Christ's Two Wills in Scholastic Thought: The Christology of Aquinas and Its Historical Contexts

Corey L. Barnes

ST 178; Mediaeval Law and Theology 5. 2012. viii, 358 pp.

New in Paperback (2016): ISBN 978-0-88844-424-0 • $45.00
Casebound: ISBN 978-0-88844-178-2 • $85.00

This book investigates scholastic discussions of Christ's wills from Anselm of Canterbury to John Duns Scotus, concentrating on Thomas Aquinas.

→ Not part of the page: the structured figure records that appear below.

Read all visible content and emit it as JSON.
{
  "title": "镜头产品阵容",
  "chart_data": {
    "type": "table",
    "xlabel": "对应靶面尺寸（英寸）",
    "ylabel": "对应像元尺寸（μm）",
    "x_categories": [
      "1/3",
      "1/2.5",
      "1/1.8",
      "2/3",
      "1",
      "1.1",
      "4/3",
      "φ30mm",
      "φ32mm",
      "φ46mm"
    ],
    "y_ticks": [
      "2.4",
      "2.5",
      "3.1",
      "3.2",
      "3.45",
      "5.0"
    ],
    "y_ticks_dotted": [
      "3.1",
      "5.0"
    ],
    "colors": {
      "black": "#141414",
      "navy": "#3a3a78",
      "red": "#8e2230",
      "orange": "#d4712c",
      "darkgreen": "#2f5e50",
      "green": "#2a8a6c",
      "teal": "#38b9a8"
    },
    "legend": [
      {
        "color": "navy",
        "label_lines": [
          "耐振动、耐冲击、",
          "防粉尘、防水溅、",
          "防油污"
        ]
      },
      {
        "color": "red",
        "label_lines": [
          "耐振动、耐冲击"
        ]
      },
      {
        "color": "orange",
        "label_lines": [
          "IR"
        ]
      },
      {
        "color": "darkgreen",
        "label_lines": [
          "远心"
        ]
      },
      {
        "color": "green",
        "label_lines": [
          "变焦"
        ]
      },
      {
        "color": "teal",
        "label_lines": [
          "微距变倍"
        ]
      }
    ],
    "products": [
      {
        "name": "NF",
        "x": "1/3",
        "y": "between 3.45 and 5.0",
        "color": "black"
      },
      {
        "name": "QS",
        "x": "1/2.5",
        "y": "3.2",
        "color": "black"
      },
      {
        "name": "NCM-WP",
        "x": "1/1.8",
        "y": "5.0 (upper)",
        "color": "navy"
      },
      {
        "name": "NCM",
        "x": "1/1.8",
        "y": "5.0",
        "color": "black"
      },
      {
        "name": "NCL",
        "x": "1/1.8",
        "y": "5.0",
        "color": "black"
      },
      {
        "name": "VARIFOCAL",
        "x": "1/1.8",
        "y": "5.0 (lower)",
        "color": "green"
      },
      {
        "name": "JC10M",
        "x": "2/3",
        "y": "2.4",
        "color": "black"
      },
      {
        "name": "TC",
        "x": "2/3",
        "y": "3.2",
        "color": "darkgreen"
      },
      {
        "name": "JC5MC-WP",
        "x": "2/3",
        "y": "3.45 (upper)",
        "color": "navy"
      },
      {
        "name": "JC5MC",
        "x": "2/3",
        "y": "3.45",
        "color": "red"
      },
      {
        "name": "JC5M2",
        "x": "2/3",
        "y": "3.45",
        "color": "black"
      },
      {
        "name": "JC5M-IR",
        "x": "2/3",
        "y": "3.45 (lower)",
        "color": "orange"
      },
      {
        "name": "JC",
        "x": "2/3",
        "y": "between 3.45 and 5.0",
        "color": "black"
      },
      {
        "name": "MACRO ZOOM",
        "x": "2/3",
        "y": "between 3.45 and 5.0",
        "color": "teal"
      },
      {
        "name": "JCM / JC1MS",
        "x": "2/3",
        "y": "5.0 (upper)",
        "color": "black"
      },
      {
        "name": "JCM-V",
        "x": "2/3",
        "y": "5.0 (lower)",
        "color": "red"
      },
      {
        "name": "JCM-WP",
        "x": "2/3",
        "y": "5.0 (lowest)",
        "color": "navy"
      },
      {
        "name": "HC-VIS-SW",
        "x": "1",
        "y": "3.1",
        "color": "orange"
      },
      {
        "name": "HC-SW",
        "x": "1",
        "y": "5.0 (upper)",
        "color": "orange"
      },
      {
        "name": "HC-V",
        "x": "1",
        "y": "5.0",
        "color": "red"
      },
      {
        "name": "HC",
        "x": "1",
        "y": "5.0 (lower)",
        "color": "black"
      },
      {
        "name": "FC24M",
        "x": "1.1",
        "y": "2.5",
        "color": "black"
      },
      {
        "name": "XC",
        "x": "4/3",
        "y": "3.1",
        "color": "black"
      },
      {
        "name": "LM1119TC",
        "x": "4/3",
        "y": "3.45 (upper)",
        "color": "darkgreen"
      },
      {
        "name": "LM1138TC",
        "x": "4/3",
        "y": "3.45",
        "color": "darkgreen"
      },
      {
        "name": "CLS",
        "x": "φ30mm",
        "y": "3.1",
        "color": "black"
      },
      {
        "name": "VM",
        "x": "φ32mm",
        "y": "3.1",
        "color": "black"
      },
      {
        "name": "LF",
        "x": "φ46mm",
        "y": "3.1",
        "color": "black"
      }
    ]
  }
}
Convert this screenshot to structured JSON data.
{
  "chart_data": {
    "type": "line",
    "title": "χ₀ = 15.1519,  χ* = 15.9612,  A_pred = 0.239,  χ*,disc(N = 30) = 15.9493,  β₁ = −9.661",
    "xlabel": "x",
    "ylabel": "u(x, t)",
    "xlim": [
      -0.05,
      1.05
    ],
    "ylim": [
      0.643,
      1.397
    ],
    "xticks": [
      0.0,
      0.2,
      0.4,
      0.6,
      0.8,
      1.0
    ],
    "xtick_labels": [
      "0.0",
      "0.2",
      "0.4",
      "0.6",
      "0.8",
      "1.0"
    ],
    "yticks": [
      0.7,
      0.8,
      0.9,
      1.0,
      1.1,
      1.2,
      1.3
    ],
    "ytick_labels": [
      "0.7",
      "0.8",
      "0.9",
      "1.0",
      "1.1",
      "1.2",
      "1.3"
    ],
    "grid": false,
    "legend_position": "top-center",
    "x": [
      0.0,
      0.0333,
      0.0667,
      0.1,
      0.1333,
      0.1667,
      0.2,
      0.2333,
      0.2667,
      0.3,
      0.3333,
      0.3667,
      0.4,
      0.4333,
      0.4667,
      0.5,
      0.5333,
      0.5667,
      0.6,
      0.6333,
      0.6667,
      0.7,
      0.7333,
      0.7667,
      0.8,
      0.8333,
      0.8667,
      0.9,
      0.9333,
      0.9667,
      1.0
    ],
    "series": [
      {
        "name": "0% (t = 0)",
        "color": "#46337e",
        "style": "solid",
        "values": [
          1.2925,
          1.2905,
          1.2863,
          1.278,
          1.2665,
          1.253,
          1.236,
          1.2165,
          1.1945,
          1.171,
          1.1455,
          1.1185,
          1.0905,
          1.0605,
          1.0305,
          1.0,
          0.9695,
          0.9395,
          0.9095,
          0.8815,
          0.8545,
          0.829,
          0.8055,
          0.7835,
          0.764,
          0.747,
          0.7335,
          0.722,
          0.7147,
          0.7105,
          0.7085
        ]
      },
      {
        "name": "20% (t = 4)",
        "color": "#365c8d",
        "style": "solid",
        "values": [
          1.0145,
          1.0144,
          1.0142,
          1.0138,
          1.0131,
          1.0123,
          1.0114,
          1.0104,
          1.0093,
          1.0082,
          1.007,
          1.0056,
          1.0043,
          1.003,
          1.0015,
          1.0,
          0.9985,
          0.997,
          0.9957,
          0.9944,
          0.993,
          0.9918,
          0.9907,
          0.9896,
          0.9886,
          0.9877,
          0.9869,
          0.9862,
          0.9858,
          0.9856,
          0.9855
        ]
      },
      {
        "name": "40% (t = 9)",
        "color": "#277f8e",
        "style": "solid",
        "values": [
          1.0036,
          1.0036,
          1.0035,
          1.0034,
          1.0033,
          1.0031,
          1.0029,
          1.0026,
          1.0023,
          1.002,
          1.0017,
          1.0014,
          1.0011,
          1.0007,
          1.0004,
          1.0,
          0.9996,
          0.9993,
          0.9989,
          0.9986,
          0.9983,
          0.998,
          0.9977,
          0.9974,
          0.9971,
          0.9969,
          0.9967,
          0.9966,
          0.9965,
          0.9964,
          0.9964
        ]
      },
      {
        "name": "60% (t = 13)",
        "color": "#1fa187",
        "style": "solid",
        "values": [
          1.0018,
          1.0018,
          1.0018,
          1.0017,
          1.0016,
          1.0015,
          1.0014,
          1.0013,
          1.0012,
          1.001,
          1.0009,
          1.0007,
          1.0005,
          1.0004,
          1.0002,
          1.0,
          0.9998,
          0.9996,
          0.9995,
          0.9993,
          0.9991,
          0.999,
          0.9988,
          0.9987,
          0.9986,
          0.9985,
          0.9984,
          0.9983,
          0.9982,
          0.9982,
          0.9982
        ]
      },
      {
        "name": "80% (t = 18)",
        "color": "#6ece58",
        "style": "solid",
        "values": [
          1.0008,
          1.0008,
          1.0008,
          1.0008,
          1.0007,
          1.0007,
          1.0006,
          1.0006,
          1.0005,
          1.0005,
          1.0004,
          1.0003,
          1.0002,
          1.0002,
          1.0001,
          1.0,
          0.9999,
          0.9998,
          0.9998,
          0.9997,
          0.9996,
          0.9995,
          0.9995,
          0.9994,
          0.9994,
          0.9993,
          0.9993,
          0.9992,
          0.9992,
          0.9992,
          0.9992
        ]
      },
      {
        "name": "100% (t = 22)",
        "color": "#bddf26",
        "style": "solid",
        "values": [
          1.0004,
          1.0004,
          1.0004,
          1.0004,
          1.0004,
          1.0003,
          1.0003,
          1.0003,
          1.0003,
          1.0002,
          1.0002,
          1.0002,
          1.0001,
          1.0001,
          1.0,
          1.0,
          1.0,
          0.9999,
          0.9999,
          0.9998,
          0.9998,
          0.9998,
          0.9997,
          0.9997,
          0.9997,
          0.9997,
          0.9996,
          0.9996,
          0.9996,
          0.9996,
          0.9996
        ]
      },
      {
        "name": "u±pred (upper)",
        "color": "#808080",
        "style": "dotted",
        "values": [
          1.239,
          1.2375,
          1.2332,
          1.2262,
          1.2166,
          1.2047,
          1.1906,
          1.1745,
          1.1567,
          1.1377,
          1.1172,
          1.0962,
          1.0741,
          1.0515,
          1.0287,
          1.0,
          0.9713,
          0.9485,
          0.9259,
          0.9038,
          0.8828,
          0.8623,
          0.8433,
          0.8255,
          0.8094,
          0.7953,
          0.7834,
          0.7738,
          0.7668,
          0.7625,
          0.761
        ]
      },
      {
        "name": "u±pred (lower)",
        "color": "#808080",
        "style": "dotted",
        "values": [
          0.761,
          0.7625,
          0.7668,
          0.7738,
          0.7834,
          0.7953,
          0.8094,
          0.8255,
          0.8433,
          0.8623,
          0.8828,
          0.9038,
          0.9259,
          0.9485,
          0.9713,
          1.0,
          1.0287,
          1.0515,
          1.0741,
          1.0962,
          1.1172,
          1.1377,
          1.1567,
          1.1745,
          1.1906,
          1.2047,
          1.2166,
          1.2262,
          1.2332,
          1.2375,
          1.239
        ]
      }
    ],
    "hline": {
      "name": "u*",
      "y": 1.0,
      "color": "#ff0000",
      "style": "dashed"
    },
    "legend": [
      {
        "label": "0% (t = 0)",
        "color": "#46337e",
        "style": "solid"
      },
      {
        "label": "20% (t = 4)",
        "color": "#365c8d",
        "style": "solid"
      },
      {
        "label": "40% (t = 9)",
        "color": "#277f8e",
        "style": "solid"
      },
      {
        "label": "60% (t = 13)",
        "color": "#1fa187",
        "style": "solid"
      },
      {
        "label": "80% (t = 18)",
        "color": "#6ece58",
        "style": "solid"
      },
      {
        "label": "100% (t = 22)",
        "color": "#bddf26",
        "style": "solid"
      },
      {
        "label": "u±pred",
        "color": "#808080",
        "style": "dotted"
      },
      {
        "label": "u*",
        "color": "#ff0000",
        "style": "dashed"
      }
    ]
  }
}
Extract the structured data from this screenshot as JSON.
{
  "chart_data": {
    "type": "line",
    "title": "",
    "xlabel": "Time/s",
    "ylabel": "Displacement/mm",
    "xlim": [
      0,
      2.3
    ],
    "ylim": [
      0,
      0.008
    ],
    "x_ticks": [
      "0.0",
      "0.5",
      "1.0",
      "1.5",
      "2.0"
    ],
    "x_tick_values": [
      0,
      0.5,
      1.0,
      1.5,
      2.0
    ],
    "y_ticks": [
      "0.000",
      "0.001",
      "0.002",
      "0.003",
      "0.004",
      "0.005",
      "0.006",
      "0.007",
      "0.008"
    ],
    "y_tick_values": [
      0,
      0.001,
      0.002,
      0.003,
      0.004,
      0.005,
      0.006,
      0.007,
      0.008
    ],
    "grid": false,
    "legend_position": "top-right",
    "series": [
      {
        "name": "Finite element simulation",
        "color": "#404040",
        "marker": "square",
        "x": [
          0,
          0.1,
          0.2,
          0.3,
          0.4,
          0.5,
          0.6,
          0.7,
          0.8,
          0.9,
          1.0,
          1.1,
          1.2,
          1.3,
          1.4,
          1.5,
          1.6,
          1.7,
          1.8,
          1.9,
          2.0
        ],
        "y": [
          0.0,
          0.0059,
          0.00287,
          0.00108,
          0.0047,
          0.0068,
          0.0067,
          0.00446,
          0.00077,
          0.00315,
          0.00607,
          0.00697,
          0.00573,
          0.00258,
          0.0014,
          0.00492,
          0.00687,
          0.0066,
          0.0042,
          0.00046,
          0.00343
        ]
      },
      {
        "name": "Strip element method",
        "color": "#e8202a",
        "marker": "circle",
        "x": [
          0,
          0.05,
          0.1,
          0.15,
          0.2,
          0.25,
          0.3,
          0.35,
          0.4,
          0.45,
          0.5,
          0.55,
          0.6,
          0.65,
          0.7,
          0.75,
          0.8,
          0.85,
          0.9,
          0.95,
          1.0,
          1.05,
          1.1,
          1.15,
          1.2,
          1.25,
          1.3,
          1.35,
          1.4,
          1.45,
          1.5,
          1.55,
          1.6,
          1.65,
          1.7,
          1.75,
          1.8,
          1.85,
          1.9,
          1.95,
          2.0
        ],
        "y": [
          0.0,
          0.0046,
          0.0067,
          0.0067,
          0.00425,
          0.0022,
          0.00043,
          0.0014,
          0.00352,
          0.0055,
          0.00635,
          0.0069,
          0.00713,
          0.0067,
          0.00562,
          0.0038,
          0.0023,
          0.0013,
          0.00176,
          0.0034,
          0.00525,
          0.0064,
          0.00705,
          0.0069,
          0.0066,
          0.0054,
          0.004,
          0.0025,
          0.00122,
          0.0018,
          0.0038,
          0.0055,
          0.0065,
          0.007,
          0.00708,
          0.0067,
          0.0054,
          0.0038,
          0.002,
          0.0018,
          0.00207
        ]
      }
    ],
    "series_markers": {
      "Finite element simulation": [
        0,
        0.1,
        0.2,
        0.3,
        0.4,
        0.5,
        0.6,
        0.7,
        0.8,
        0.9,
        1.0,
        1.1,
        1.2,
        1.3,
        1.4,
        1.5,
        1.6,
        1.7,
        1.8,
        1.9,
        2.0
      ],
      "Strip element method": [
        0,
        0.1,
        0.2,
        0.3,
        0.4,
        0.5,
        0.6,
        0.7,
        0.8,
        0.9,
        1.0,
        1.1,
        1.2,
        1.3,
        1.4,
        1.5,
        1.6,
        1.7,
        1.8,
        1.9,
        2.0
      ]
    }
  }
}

The work advances understandings of scholastic Christology in two basic ways. First, it traces the development of scholastic discussions of Christ’s wills, attending to the contested issues, to the context of debates, to the use of sources and distinctions, and to the larger implications of these discussions for scholastic Christology. Second, the book utilizes this general analysis as a backdrop for examining the role granted to Christ’s humanity by Thomas Aquinas. It argues that Aquinas, based upon his highly developed understanding of Christ’s wills, his novel use of patristic sources, and his own terminological and conceptual advancements, portrays Christ’s humanity as an instrumentum divinitatis that, through its free will and operation, acts as the instrumental efficient cause of salvation. As such, Thomas developed and extended Anselm’s basic soteriological insight by highlighting the Incarnation and passion as the most fitting means for redemption precisely in their elevation of human dignity in intellect and will. Serious challenges, both medieval and modern, have been directed against Aquinas’s Christological formulations. In responding to these challenges, the book demonstrates the enduring value of Aquinas’s Christology.

Author

Corey L. Barnes holds degrees from Oberlin College and the Yale Divinity School, and a doctorate from the University of Notre Dame. His research focuses on various themes in scholastic thought. His recent work includes essays and articles on Thomas Aquinas and Christ’s prayer and on the bodily passions, as well as on person, hypostasis, and the hypostatic union in Albert the Great and Aquinas. He is an assistant professor of Religion at Oberlin College, where he teaches in a number of areas, including the history of Christianity, medieval philosophy of religion, and religion in the Mediterranean world.

Endorsement

“An exemplary piece of historical theology! Barnes’s fine-grained but nimble analysis of Aquinas’s conception of Christ’s humanity, carefully situated within its thirteenth-century scholastic context, illumines both the crucial dependence and remarkable originality of the Dominican’s mature Christology. It also points up the perduring theological value of the highly integrated nature of scholastic reflection on the person and work of Christ.” 
     – Boyd Taylor Coolman, Boston College

Reviews

“These objections aside, this book is a signal scholarly achievement. It is the author's first book, based on his Notre Dame dissertation. But it is a book which a senior scholar with decades of familiarity with the figures treated would be expected to publish. Its strengths are deeply impressive. The acuteness and perceptiveness of Barnes's analysis are matched by his unfailing lucidity of exposition and his erudite command of previous scholarship. With this book, Barnes takes his place as a rising star among interpreters of medieval Scholastic theology. His arrival in that firmament is as warmly to be welcomed as it is auspicious.”